Fontão, Ponte de Lima
Há uns meses, na aldeia de Fontão, no concelho vizinho de Ponte de Lima, dava-se início aos preparativos de uma das tradições pascais mais emblemáticas da região. Veio o Estado de Emergência e o tradicional almoço de Páscoa ficou em ‘águas de bacalhau’. Este ano a tradição não se vai cumprir em Fontão ou noutra localidade do país.
A tenda para cerca de 600 pessoas terá que ser montada em 2021 e a ementa de filetes de pescada, vitela assada e cabrito do monte adiada. E porque nem tudo é mau, o próximo ano ficará na história desta tradição, pela primeira vez, ter o mesmo mordomo em funções dois anos seguidos.
Arcebispo
Foi, também, através dos ecrãs que o arcebispo de Braga divulgou a sua mensagem para a Páscoa e onde apela à sociedade para não se esquecer dos pobres, marginalizados, desempregados e solitários nos “dias singulares” que o mundo vive por causa da pandemia da Covid-19.
D. Jorge Ortiga sublinhou que a solidão e o silêncio deste tempo devem conduzir a uma “solidariedade responsável”, com gestos e sinais, mais do que com teorias.
“As teorias estão a perder a sua vitalidade. Precisamos de gestos e sinais. Coisas pequenas ou grandes.
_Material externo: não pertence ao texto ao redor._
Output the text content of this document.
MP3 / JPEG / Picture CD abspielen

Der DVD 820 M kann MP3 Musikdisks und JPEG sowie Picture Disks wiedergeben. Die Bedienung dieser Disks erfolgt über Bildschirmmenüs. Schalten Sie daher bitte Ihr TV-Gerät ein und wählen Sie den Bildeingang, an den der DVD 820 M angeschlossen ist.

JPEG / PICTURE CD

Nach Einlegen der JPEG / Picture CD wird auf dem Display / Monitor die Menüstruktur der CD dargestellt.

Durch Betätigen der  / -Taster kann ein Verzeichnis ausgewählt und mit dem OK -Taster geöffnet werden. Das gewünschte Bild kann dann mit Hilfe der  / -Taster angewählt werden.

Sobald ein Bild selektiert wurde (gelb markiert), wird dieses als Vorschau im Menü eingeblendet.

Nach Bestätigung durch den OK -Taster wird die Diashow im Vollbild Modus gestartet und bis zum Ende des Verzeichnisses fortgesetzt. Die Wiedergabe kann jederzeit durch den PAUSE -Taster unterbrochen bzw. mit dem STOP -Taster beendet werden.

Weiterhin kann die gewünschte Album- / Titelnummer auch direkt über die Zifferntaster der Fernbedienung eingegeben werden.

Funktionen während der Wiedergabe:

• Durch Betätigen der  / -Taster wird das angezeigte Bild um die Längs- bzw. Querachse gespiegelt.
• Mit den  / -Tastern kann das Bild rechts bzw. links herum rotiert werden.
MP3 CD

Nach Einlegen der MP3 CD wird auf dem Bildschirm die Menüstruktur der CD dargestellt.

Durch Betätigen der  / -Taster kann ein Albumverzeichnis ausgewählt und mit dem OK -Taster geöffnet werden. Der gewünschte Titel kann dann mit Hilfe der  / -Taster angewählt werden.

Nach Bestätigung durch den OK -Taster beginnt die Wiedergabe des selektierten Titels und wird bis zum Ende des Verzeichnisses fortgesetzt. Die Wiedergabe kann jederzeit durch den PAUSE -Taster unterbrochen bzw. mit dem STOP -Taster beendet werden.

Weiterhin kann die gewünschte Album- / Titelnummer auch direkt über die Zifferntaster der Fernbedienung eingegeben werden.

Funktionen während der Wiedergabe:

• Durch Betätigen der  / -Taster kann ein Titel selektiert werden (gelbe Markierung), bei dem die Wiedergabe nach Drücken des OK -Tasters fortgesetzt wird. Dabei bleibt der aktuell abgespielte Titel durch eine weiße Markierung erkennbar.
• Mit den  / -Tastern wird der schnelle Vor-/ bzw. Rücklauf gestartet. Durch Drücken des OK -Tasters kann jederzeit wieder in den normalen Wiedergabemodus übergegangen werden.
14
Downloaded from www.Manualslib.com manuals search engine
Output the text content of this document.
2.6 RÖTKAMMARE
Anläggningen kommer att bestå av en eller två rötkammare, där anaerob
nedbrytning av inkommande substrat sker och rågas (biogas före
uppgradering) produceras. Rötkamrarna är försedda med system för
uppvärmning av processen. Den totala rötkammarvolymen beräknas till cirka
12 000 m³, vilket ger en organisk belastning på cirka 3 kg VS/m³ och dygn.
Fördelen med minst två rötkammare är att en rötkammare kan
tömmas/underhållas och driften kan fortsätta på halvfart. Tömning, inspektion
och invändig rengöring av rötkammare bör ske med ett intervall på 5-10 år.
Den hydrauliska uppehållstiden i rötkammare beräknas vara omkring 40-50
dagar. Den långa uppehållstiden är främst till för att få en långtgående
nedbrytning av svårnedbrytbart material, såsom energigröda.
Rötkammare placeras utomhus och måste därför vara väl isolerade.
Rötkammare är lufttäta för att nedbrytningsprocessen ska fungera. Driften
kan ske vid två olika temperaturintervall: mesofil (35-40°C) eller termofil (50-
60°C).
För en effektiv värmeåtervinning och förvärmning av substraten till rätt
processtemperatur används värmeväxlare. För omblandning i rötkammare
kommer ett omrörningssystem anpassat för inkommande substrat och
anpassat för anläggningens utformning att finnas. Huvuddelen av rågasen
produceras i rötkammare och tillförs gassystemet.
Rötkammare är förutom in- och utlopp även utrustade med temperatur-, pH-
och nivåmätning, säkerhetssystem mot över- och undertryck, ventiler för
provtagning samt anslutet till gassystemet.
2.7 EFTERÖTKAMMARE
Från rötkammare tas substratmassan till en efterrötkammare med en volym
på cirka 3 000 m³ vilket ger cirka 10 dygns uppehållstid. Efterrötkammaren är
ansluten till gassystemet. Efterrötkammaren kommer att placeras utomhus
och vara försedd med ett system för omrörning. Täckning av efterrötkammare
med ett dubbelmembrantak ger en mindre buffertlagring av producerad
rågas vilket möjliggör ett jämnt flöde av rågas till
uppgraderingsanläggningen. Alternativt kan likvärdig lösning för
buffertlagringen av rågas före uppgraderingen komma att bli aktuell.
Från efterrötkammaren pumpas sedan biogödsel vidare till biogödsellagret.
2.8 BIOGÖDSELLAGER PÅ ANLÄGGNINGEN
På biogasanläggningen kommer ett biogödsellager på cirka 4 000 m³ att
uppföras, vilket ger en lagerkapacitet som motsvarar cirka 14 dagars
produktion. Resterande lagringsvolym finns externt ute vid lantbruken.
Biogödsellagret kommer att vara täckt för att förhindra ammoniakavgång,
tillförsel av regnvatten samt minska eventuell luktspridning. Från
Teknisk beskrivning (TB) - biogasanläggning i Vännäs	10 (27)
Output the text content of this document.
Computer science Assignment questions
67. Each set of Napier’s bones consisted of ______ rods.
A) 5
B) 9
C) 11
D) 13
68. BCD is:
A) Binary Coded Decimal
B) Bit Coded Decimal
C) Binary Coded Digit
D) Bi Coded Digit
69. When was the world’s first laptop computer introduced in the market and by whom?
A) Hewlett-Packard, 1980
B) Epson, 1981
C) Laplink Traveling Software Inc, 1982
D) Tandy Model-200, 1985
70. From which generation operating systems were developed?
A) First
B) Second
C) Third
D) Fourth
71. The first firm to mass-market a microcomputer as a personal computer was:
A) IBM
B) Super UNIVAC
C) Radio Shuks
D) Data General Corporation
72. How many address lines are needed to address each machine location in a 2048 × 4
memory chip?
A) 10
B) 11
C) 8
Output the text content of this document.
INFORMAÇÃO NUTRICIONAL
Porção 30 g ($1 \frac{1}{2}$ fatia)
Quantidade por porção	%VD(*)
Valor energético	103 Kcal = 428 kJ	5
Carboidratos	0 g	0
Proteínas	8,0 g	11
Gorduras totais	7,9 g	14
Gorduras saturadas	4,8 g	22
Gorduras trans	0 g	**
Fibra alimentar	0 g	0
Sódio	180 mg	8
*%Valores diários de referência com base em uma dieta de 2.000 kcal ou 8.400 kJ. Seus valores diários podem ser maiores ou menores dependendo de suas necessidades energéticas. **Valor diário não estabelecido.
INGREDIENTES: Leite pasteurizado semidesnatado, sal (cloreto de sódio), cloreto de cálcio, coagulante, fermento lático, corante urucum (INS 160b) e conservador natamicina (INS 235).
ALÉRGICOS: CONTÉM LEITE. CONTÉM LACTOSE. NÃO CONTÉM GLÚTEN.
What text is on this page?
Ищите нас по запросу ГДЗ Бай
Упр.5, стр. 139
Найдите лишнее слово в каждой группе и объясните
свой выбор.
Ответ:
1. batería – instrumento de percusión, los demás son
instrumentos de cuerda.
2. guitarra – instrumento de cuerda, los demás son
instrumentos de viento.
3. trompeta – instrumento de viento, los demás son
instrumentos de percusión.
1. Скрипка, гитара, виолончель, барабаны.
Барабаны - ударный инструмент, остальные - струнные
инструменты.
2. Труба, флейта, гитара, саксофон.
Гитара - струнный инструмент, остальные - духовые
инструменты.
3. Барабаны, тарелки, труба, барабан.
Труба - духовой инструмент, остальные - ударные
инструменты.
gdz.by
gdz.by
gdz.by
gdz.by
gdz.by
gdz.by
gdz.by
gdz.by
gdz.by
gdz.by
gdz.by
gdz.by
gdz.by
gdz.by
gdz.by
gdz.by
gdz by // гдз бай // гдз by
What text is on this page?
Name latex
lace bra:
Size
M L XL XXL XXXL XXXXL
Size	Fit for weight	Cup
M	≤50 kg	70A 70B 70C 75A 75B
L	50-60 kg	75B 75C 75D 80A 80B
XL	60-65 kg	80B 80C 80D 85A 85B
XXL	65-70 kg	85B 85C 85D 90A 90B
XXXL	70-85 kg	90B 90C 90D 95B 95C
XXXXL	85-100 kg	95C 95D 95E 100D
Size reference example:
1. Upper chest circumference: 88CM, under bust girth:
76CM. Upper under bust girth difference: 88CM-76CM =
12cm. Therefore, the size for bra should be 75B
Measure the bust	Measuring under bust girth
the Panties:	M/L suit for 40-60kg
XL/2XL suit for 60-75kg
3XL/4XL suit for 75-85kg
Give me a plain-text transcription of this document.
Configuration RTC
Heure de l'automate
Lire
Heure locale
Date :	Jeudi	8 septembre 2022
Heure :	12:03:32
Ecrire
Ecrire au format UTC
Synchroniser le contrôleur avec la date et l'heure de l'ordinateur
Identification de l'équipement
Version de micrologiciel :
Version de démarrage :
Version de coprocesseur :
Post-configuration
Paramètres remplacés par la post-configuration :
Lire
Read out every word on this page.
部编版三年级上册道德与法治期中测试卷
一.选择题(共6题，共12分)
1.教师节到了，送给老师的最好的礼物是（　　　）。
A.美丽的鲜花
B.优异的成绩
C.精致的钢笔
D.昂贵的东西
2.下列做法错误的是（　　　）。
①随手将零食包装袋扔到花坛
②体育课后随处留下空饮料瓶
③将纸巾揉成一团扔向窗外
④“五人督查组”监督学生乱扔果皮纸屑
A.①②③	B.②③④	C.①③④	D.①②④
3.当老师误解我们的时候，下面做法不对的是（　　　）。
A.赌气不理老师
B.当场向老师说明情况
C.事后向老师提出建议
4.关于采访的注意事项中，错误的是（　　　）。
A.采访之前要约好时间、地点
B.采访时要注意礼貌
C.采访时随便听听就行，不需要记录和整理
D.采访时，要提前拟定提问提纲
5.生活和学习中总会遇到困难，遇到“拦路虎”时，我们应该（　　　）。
O mundo de amanhã será, inevitavelmente, mais solidário e interdependente. Somos uma família. Chegou o tempo de o mostrarmos a todo o mundo”, lê-se na mensagem.
Para o arcebispo de Braga, os tempos atuais devem ser de “uma solidão habitada”, em que cada um, em vez de se fechar nos seus problemas e inquietações, olhe para o lado e cuide dos que mais precisam.